In this example, we have compiled a regular expression outside the function. Using Macro.escape (there are many other useful functions in the Macro module) we inserted into our function the already compiled regular expression, having the readable version still in the code. Actually, in the elixir with regular expressions, you do not need to do this, since the% r macro does this for you, depending on if you can compile the regular expression right away.

Thus, we can compare the speed of our function:
 Enum.map(1..1000, fn(_) -> elem(:timer.tc(TestRegex, :myregex_test, []), 0) end) |> List.foldl(0, &1 + &2) # => 4613 Enum.map(1..1000, fn(_) -> elem(:timer.tc(TestRegexOptimized, :myregex_test, []), 0) end) |> List.foldl(0, &1 + &2) # => 3199 


Polymorphism:
 list = [{:a, 1}, {:b, 2}, {:c, 3}, {:d, 4}, {:e, 5}, {:f, 6}, {:g, 7}, {:h, 8}, {:k, 9}] Enum.map(list, fn({a, x}) -> {a, x * 2} end) dict = HashDict.New(list) Enum.map(dict, fn({a, x}) -> {a, x * 2} end) file = File.iterator!("README.md") lines = Enum.map(file, fn(line) -> Regex.replace(%r/"/, line, "'") end) File.write("README.md", lines) 

The example shows that we can use the Enum library on any data type that implements the Enumerable protocol.
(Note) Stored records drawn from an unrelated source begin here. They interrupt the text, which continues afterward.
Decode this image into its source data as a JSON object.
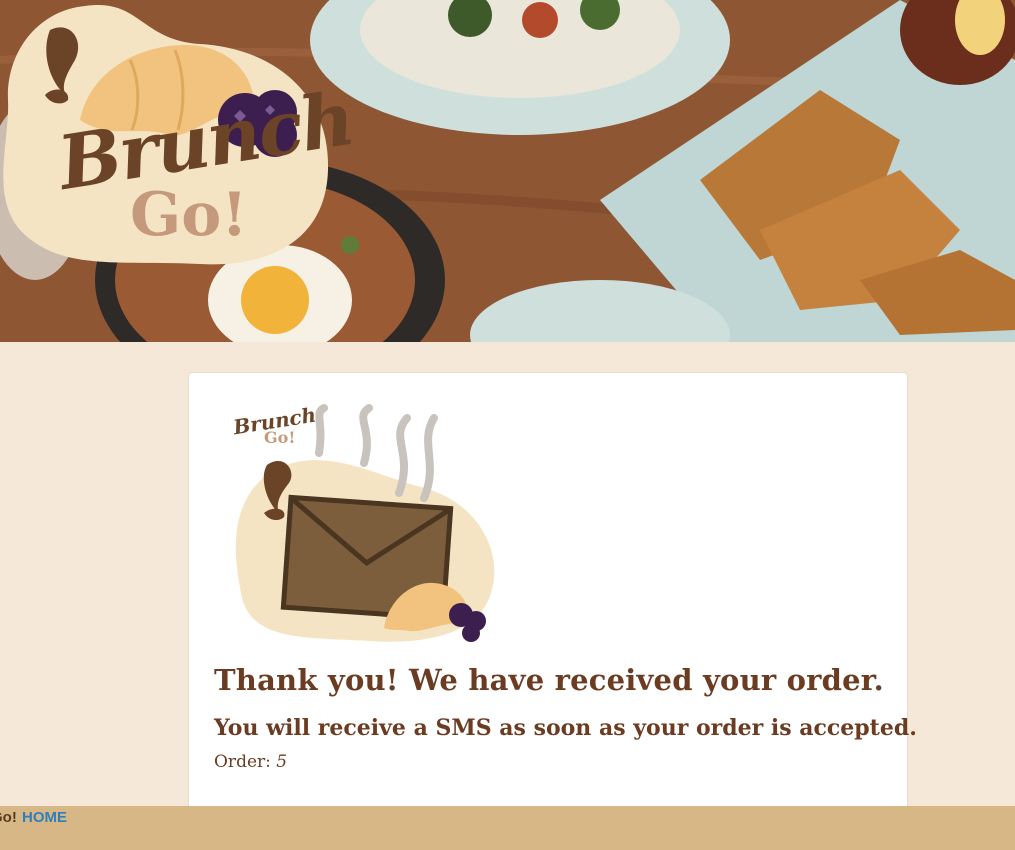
{
  "header": {
    "logo_line1": "Brunch",
    "logo_line2": "Go!",
    "hero_image": "brunch-table-photo"
  },
  "confirmation": {
    "illustration": "envelope-croissant-icon",
    "mini_logo_line1": "Brunch",
    "mini_logo_line2": "Go!",
    "title": "Thank you! We have received your order.",
    "subtitle": "You will receive a SMS as soon as your order is accepted.",
    "order_label": "Order:",
    "order_number": "5"
  },
  "footer": {
    "brand": "Go!",
    "home_link": "HOME"
  },
  "colors": {
    "page_background": "#f5e8d8",
    "brand_brown": "#6b3c22",
    "footer_background": "#d6b785",
    "link_blue": "#2f7fbf"
  }
}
The implementation for the protocol can be located anywhere, regardless of the protocol itself: the main thing is that the compiled code is located where BeamVM can find it (that is, in: source.get_path). Those. for example, you can extend existing libraries without changing their code for your data types.

Another interesting built-in protocol is the access protocol — take the symbol-value list as an example of the top list:
 list = [{:a, 1}, {:b, 2}, {:c, 3}, {:d, 4}, {:e, 5}, {:f, 6}, {:g, 7}, {:h, 8}, {:k, 9}] list[:a] # => 1 


We will make a very simple example with a binary tree that will be in the record (record) Tree and for our tree we will also implement the Access protocol.
 defmodule TreeM do def has_value(nil, val), do: nil def has_value({{key, val}, _, _}, key), do: val def has_value({_, left, right}, key) do has_value(left, key) || has_value(right, key) end end defrecord Tree, first_node: nil defimpl Access, for: Tree do def access(tree, key), do: TreeM.has_value(tree.first_node, key) end 


Now, in the same way, we can find our values ​​through Access Protocol
 tree = Tree.new(first_node: {{:a, 1}, {{:b, 2}, nil, nil}, {{:c, 3}, nil, nil}}) tree[:a] # => 1 

Protocols give polymorphism.

And now, a little bit of syntax sugar, which makes writing and reading code easier in certain situations.
[{: a, 1}] can be written like this: [a: 1]

In the same way, it is often necessary to write such constructions as:
func3 (func2 (func1 (list))), despite the fact that the function call func1 occurs first, we write func3 first or we must enter variables, as in this case:
 file = File.iterator!("README.md") lines = Enum.map(file, fn(line) -> Regex.replace(%r/"/, line, "'") end) File.write("README.md", lines) 


With the help of the pipeline operator (|>) we can rewrite our example like this:
 lines = File.iterator!("README.md") |> Enum.map(fn(line) -> Regex.replace(%r/"/, line, "'") end) File.write("README.md", lines) 

In the elixir library, the standardized subject goes with the first argument. And this makes it possible with the help of the |> operator, which substitutes the result of the previous action as the first argument of the function in the next call, to write more understandable, compact and consistent code.

Also, we can simplify this example using curry or partials in simple cases:
 lines = File.iterator!("README.md") |> Enum.map( Regex.replace(%r/"/, &1, "'") ) File.write("README.md", lines) 


I think Elixir will be interesting to erlang-developers who want to improve the quality of their code, productivity, and try out metaprogramming in action. Similarly, developers from other languages ​​and platforms will also show interest in it. For example, those who would like to try out BeamVM, but did not dare because of the erlang syntax or welter in its libraries. Here an important advantage of elixir is the standardized and compact standard library (Standard Library).